The solo exhibition that began in March 2020 and was closed because of the coronavirus, reopened in July. Two photographs of the dawn sky were hung on the wall at the entrance, one labeled “Today,” the other “Yesterday.” Every day the galleryʼs assistant would remove “Yesterday” and replace it with yesterdayʼs “Today.” A new photograph of “Today” would be hung in its place. The act of changing the photographs every day was part of the work, and made it possible to maintain the “Now.” The gallery had a large window through which the photographs of the dawn sky could be seen from outside. Those who saw these photographs may have remembered them along with Tokyoʼs sky reflected in that window on the day.
Editor’s Notes
1. Scottish architect. Moved to London in 1875, became a student at the Royal Academy School the following year. Was involved in designing residences before becoming an independent architect. Was involved for the rest of his life in renovating and designing churches, homes, and parks. Renowned as a pioneer in the Arts and Crafts Movement, he made major contributions to the development of vernacular architecture in Scotland.

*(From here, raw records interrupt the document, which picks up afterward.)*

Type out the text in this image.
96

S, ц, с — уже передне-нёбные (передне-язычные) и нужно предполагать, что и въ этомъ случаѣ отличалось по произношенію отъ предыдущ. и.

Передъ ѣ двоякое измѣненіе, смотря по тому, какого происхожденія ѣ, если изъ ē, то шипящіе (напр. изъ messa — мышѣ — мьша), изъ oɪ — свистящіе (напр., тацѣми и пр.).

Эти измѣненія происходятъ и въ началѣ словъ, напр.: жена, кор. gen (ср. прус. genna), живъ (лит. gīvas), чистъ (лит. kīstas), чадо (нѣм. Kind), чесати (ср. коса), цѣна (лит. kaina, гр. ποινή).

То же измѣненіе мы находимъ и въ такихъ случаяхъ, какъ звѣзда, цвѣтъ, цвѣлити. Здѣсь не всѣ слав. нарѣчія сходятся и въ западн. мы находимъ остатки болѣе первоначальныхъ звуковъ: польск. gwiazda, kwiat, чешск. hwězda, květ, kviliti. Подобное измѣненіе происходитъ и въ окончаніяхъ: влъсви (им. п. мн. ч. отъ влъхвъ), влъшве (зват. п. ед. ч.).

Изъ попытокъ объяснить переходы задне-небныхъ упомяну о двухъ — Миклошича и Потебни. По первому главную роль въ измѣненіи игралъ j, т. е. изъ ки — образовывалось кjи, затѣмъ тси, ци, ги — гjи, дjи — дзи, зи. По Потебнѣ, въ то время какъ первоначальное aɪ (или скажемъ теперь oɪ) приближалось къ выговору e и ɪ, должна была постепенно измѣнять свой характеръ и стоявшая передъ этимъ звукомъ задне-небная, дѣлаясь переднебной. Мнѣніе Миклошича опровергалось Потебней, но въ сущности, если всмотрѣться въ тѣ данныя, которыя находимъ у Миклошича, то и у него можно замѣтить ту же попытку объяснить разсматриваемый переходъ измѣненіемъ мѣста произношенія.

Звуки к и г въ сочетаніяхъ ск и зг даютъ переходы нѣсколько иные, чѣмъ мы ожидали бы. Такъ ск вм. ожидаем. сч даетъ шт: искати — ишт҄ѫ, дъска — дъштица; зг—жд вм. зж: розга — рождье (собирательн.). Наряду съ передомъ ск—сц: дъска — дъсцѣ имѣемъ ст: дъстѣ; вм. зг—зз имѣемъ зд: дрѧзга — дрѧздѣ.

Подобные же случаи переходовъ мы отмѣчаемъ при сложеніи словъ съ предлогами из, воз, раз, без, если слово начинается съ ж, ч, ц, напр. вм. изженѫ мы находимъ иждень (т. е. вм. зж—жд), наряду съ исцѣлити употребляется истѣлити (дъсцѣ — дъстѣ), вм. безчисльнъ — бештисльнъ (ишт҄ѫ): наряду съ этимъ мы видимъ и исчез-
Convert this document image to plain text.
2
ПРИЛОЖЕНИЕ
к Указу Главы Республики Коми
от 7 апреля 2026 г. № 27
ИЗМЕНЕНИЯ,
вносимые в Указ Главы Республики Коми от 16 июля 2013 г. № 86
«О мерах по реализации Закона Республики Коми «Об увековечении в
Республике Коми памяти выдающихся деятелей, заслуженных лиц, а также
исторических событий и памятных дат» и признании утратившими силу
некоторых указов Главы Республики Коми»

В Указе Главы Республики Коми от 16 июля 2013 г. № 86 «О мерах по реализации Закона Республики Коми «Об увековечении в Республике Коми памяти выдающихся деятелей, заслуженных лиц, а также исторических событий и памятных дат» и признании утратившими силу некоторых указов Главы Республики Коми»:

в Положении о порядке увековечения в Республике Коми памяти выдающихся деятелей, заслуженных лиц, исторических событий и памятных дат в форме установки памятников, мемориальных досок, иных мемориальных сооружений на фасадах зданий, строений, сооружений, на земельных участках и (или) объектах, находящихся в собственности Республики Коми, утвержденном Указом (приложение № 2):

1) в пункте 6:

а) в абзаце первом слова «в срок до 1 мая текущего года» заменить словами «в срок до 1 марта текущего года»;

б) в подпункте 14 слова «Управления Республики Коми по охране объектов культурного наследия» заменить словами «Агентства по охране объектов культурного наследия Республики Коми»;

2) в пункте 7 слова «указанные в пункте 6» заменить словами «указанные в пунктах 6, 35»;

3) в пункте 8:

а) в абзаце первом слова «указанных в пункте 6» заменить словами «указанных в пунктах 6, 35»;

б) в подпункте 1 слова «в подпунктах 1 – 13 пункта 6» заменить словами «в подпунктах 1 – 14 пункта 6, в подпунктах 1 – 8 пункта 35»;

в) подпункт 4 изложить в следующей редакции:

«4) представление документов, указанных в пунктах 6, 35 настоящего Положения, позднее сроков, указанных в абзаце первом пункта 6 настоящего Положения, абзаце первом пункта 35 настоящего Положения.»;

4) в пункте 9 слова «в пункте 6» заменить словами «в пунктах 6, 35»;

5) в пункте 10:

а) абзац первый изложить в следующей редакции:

2. Fulham was an area where ceramics and weaving had flourished since before the seventeenth century. In the latter half of the nineteenth century, Arts and Crafts Movement leader William Morris and many other artisans and artists lived in this area and had their studios there. Because of commissions from them, architects paid special attention to the need to combine studios and residences, and many buildings with these features were constructed in Fulham. Ten years before designing the residence where the writer lived, MacLaren designed another Fulham residence for artists. It was, unfortunately, never built.
Shizuka Yokomizo
Born in Tokyo in 1966, this artist lives in London. After majoring in philosophy at Chuo University, she did graduate work in fine art at University of London. Using photography and video, she creates works that explore relationships between self and the world and others.